The letter (Exhibit 1) from Mr. Morris addressed to the South Carolina Industrial Commission reads in its entirety as follows:
“I represent a person employed at a YWCA. Is this organization under the Acts ?”
No reference is made in the letter to any named claimant, nor is the Greenville Y.W.C.A. indicated nor is any date of accident shown. Obviously, even under a most liberal view, this letter did not constitute the filing of a claim and the single Commissioner properly so held.
The remaining question for determination by this court is: Does the record reveal any evidence from which a reasonable inference may be drawn, that the employer and/ or its insurance carrier misled or deceived the claimant into believing that her rights were protected, and that she need not file a formal claim with the Industrial Commission within the one year period permitted by statute, so that the principles of either estoppel or waiver would be applicable?
This Court has held that the employer may waive the one-year filing requirement and be estopped by its action. As we said in the case of Poole v. E. I. DuPont De Nemours & Co., 227 S. C. 232, 87 S. E. (2d) 640:
“It is now well settled that compliance with the aforementioned statute may be waived by the employer and its insurance carrier or they may become estopped by their conduct from asserting the statute as a defense. Young v. Sonoco Products Company, 210 S. C. 146, 41 S. E. (2d) *494860. An examination of the decisions of this Court dealing with this question will reveal an adherence to the general principle that waiver or estoppel will arise from conduct on the part of the employer or carrier from which it may be reasonably inferred that the claimant was misled or deceived, whether intentionally or not, and thereby failed to file his claim within the year after the accident.”
Under our workmen’s compensation law the Commission sits in lieu of a jury and neither the Circuit Court nor this Court may interfere with its findings of fact unless there is an absence of evidence to sustain the findings of the Commission.
The claimant employed an attorney of her own choosing and after he left the case she still had approximately six months of the one year permitted in which to secure other counsel, or file a claim without counsel, if she had chosen. She did nothing for approximately 18 months. Her failure to act cannot be attributed to conduct on the part of either the employer or the carrier.

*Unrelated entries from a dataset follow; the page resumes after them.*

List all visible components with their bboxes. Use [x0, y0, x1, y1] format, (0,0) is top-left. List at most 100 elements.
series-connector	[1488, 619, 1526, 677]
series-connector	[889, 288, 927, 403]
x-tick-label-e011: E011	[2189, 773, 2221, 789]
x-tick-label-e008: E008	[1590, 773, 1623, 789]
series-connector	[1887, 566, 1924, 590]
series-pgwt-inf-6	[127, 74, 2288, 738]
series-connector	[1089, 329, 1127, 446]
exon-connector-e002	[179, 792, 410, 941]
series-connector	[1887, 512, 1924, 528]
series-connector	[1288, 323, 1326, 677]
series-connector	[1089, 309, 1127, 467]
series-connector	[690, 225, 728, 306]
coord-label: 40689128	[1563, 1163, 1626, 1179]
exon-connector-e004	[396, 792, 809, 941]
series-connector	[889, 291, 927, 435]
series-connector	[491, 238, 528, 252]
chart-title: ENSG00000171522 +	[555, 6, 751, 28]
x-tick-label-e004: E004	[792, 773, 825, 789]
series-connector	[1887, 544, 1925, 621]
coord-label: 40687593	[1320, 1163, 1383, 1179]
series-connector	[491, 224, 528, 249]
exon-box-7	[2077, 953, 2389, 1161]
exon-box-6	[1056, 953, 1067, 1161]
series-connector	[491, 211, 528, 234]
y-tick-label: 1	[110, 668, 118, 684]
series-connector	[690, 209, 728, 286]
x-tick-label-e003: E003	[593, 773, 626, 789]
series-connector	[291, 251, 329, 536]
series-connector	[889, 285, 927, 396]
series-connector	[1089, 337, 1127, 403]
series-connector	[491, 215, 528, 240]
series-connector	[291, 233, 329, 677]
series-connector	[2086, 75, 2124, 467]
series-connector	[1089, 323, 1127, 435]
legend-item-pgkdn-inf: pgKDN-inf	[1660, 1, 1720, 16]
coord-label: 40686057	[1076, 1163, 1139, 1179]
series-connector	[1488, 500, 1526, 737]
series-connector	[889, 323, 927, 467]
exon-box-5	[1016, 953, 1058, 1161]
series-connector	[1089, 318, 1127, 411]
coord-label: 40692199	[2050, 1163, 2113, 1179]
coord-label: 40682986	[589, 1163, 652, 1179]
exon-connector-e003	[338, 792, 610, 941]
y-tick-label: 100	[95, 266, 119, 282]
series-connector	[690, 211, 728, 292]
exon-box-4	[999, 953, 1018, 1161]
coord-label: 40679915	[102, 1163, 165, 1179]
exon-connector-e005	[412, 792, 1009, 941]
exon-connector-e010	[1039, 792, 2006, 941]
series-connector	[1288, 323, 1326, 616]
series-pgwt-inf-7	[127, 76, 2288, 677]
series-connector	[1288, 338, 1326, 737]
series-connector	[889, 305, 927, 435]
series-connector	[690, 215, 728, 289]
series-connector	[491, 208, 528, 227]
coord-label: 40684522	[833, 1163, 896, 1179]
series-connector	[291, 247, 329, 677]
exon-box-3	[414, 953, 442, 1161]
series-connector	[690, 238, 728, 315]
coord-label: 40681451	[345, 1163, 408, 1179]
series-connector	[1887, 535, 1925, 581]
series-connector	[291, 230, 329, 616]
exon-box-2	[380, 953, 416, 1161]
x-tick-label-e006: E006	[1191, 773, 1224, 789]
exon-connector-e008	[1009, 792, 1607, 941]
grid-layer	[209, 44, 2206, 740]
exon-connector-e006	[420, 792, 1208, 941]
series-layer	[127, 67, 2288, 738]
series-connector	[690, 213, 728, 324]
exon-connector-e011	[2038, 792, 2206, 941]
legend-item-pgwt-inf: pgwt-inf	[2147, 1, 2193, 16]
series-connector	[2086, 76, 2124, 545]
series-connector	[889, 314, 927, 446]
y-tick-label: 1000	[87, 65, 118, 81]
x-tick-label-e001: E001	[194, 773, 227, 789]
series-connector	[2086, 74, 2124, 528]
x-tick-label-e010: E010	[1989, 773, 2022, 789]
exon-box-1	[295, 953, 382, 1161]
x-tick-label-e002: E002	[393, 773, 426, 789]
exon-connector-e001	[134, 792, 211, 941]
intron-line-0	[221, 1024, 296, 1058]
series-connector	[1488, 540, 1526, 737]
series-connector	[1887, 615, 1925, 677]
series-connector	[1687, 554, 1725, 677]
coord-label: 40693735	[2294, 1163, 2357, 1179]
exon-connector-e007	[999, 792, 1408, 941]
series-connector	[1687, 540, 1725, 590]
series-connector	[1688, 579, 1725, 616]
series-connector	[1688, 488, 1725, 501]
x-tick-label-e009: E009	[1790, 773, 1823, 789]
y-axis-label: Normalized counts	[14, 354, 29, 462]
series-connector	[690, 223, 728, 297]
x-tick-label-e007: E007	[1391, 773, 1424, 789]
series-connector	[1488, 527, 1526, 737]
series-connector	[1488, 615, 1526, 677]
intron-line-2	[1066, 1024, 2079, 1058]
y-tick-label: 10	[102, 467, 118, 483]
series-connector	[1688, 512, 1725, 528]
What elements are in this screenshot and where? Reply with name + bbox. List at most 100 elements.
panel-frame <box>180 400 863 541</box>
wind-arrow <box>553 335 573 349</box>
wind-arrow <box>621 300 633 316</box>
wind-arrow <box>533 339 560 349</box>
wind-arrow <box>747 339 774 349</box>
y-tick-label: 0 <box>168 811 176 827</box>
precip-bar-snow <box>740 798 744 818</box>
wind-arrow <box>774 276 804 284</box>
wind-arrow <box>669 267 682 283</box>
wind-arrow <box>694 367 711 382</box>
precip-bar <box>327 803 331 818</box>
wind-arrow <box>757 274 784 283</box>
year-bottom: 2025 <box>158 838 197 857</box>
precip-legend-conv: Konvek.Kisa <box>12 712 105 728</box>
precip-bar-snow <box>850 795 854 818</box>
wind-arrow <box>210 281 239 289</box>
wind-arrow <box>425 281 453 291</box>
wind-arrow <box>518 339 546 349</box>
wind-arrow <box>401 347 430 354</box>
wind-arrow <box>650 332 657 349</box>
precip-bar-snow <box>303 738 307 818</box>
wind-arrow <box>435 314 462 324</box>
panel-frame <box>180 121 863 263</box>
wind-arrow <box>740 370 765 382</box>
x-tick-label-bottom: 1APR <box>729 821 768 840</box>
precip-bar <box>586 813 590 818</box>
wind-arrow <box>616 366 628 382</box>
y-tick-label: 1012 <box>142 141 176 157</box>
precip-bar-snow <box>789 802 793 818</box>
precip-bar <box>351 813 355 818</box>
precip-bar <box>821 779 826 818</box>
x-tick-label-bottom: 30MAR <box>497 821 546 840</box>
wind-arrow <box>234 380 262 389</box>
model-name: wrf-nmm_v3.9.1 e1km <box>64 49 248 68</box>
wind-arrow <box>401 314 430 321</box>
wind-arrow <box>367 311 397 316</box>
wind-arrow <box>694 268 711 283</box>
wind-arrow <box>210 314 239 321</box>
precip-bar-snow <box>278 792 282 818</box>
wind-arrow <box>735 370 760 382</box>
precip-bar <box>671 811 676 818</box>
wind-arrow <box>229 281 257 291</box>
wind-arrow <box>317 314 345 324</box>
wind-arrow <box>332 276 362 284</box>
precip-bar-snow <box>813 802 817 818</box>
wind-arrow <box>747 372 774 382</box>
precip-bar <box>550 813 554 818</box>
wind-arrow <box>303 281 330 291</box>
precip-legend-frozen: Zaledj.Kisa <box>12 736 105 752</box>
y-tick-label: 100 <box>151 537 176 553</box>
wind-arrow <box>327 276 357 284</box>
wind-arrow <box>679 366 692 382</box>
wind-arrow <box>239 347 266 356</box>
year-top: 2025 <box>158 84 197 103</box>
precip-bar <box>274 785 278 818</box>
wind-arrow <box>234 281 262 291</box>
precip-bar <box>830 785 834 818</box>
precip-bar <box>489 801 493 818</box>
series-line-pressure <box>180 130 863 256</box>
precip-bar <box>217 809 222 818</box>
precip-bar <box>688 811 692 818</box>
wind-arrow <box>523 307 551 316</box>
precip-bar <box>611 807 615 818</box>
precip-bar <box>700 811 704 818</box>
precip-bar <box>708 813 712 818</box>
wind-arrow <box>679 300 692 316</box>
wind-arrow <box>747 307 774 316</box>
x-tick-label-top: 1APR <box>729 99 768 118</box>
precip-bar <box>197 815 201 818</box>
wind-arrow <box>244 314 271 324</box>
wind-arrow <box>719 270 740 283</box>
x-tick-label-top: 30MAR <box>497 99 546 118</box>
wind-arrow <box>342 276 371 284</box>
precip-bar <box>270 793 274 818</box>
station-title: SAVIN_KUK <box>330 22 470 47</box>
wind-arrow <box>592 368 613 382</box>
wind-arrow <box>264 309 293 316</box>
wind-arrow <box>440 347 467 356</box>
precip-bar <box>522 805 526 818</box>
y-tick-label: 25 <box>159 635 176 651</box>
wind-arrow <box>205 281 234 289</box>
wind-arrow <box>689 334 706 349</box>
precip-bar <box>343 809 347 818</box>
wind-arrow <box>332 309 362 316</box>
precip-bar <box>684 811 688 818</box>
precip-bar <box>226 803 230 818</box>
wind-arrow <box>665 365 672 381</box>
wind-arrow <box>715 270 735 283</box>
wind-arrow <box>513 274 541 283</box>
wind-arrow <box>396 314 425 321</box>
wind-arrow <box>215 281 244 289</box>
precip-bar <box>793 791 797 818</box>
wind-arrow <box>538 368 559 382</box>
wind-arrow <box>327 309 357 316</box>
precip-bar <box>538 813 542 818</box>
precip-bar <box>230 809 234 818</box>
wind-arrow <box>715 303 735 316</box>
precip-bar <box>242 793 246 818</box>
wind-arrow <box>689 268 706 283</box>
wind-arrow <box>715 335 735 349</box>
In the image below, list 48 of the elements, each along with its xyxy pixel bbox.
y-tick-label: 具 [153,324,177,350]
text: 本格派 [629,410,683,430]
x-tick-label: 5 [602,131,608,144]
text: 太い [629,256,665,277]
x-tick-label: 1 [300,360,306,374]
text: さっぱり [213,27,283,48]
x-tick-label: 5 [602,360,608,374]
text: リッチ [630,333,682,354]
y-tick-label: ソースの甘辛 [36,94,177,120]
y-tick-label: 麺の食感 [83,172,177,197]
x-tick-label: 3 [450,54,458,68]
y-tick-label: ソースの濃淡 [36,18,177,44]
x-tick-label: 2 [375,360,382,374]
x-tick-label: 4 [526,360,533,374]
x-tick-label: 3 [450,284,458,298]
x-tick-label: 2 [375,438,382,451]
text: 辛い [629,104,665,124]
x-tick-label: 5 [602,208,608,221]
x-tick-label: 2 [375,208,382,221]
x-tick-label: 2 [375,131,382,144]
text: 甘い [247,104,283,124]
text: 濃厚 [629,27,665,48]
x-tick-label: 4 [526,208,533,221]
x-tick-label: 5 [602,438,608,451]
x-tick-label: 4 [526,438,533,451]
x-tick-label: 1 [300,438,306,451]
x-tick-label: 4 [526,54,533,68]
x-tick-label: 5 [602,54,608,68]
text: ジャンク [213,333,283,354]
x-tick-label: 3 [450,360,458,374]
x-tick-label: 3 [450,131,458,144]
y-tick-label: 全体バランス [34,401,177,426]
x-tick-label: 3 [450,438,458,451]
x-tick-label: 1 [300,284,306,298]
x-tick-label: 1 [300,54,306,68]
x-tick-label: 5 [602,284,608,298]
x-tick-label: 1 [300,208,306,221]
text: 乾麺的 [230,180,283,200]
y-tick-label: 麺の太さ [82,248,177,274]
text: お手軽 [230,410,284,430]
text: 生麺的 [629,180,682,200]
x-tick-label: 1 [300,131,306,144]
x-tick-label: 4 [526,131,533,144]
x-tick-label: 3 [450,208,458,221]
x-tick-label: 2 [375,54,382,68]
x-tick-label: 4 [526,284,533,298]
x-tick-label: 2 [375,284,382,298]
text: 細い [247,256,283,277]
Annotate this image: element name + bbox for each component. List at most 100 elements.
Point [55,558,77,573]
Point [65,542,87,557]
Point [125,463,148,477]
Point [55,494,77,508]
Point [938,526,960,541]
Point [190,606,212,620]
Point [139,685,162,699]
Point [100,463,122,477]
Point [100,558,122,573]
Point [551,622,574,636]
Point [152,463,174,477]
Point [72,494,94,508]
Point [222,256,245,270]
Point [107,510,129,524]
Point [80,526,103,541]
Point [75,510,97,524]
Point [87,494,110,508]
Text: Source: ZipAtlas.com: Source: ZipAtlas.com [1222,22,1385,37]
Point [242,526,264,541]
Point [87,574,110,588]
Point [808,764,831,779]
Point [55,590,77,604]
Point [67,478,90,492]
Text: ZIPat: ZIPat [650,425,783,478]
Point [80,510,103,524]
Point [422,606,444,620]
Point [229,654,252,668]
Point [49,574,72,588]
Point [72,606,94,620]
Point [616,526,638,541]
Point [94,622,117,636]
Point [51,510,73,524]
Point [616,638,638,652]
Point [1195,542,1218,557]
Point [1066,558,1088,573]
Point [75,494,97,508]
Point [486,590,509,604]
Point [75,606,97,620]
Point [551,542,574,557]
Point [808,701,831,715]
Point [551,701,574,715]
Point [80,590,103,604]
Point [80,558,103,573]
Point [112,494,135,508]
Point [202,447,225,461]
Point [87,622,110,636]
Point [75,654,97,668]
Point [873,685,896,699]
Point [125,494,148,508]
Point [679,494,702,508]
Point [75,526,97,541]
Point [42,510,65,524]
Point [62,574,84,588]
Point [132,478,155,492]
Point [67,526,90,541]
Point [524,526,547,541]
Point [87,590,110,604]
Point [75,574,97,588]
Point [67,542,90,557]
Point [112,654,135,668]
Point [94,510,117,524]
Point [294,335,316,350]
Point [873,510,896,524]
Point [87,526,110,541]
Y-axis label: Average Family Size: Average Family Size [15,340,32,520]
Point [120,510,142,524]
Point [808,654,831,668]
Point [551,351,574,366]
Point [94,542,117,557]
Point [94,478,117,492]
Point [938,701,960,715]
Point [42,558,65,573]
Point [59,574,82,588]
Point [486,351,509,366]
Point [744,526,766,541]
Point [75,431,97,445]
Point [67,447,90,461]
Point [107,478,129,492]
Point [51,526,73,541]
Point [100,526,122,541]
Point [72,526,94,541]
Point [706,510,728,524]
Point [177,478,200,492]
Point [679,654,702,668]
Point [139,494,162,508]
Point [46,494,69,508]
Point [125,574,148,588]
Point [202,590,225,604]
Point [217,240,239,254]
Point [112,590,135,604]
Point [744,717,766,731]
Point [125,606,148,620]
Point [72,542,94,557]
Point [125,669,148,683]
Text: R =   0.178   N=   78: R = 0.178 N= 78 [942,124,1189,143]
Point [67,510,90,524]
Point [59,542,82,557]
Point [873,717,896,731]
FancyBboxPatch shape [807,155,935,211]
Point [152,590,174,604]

A review of the entire record, including each answer to every question, fails to reveal any evidence which creates a reasonable inference that the employer or the insurance carrier misled or deceived the claimant, intentionally or unintentionally. There is no evidence that the employer or the insurance carrier waived their right to assert the statute of limitations, nor that they should be estopped to assert the same. The single Hearing Commissioner correctly decided the issues and the lower court is
Reversed.
Moss, C. J., and Lewis, Bussey and Brailsford, JJ., concur.